25ème anniversaire oblige, les présentateurs ont entamé une liste de remerciements aux personnes qui ont participé de près ou de loin au Festival. C’est donc aux alentours de 21H15 que le film est enfin lancé: « Sunshine » de Danny Boyle est projeté pour la seconde fois au monde. Danny Boyle n’est malheureusement pas là pour nous présenter son dernier film, un space opéra dans la plus pure tradition. Mais venons en au pitch(pour parler comme les professionnels) : huit astronautes sont envoyés en mission à bord d’une navette spatiale du nom d’Icarus 2. But de la mission, envoyer une bombe gigantesque à l’intérieur du soleil pour le faire exploser et résoudre ainsi le dernier petit problème de changement climatique que la Terre est en train de subir, à savoir, une nouvelle période de glaciation. Nos huit astronautes (six hommes et deux femmes) sont donc assis sur une ogive dans laquelle les dernières ressources fissibles terrestres ont été investies. Pas d’erreur possible, d’autant qu’Icarus 2 est déjà le second essai. Les provisions sont prévues pour le retour sauf contretemps de dernière minute, et vous l’aurez deviné, des contretemps, il en sera question.
Même si on pouvait s’attendre à certaines redites dans ce genre de film, « Sunshine » a le mérite d’être traité tout en sobriété.
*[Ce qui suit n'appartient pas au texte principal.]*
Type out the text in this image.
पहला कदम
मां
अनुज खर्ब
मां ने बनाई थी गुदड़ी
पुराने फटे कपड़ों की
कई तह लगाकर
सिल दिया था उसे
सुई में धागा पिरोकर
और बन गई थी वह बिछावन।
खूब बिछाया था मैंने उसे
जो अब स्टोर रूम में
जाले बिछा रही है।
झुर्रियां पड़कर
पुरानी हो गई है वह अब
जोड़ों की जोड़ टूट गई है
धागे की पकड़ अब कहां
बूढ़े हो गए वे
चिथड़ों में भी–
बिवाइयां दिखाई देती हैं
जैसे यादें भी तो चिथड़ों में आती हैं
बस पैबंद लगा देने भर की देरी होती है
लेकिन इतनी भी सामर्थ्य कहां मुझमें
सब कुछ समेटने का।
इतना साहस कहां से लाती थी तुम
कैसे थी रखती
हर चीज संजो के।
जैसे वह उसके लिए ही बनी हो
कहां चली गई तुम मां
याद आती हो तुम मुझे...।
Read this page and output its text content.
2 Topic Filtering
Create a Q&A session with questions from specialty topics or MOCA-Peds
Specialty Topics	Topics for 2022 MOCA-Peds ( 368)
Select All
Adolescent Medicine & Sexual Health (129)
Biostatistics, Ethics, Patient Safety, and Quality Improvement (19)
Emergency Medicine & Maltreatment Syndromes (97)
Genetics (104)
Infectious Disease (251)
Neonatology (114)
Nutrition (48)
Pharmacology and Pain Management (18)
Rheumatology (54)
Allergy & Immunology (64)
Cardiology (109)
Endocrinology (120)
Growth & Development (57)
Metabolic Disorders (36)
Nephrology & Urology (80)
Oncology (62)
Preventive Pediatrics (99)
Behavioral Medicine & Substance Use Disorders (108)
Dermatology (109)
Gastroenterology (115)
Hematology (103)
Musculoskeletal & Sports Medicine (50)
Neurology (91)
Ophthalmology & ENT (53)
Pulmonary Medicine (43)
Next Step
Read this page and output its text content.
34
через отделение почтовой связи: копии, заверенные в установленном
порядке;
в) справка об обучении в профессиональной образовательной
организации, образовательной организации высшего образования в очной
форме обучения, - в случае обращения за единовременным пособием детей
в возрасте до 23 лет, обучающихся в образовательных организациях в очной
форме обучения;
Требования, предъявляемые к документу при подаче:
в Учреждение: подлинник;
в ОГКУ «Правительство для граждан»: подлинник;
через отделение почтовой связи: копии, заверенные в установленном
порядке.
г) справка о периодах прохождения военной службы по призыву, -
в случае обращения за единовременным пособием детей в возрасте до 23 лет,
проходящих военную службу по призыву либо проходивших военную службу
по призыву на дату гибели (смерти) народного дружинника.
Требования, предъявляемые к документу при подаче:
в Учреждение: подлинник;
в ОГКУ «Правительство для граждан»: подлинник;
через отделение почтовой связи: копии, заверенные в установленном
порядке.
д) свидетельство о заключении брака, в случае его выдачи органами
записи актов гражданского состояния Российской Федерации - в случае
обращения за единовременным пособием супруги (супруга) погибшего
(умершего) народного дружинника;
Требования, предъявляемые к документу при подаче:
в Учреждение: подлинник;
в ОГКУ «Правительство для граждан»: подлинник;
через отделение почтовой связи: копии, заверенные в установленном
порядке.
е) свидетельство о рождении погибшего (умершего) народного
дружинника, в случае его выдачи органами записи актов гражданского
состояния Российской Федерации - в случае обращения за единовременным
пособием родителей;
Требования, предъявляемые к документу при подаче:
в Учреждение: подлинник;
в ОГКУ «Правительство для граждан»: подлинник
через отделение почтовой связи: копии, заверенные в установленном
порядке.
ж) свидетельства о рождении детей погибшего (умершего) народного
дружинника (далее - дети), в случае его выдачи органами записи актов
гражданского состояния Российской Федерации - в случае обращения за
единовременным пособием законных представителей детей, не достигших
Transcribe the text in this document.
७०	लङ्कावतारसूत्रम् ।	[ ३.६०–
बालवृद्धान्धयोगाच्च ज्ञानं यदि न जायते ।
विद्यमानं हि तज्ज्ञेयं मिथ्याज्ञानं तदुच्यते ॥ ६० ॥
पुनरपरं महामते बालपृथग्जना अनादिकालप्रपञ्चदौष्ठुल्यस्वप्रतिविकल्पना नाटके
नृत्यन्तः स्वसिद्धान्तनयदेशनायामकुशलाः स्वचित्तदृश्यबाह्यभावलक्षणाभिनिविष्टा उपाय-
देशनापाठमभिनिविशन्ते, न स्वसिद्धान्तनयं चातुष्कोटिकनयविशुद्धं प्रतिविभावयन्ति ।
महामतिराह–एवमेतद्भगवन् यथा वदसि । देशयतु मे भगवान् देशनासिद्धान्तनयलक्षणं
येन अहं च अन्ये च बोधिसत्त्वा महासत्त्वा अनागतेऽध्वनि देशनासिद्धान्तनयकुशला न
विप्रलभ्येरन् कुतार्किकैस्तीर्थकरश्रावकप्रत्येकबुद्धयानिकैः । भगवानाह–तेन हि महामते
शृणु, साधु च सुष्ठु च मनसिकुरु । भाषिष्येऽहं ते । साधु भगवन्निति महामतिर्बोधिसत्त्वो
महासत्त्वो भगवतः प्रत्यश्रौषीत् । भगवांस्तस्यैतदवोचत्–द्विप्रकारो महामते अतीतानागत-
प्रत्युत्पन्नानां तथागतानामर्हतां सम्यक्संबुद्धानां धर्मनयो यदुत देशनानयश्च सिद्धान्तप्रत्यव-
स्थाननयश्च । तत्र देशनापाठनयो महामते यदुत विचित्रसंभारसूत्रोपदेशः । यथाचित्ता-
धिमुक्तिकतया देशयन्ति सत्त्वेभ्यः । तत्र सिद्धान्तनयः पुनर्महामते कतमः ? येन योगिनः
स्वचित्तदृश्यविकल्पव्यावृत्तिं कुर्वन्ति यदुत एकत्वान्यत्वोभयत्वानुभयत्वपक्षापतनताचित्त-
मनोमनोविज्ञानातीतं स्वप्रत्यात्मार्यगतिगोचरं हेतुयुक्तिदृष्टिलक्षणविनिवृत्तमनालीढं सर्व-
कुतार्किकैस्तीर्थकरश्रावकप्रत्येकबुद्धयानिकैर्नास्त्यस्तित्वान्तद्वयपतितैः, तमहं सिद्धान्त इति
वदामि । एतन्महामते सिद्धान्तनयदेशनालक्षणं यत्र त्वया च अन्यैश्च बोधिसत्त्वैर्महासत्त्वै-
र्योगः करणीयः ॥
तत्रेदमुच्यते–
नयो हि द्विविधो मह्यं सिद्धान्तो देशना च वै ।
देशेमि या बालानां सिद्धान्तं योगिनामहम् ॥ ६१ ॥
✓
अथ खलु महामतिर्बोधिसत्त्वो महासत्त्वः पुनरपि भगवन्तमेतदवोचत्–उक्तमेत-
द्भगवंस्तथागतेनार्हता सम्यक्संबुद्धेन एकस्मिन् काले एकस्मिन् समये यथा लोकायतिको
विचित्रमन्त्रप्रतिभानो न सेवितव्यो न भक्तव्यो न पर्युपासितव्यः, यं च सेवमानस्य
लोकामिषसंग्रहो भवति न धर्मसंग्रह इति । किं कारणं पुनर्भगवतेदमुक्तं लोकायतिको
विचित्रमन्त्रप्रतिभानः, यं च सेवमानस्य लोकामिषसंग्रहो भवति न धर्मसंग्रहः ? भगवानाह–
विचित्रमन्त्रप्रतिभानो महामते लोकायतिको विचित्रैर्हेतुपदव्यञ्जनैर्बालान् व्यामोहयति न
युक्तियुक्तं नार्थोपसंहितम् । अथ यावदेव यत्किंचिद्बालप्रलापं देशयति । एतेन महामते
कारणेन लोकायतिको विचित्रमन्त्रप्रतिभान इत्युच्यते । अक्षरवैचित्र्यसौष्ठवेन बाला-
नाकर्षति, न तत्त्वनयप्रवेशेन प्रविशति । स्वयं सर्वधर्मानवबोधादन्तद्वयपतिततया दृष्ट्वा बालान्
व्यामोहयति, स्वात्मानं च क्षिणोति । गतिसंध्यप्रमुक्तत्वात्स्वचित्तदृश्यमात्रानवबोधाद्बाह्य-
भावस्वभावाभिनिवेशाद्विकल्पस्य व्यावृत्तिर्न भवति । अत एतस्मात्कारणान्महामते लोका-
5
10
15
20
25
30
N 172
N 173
Tout d’abord, pas d’effets spéciaux surnuméraires et inutiles, et les images du soleil n’en sont pas moins sublimes. Pas non plus de moment-émotion à n’en plus finir, pas d’amourettes accrocheuses ni de super héros parmi les astronautes. On pense inévitablement à « 2001, l’odyssée de l’espace », « Alien » et « Solaris » et le choix des acteurs est judicieux (ah, le beau Cillian Murphy). Et même si on s’y perd parfois un peu (c’est grand l’espace) certains évènements permettent de raccrocher le wagon. Bref, un bon vrai gros film de science-fiction pour débuter ce 25ème festival.
Anecdote : une chauve-souris (une vraie de vraie) faisait des allers et retours dans le hangar au-dessus des gens en train de faire la file. Une belle apparition pour l’ouverture du Bifff, une moins bonne pour cette pauvre petite bête qui a dû être bien dérangée par les évènements. En espérant qu’elle se trouve un endroit plus tranquille pour les prochains jours.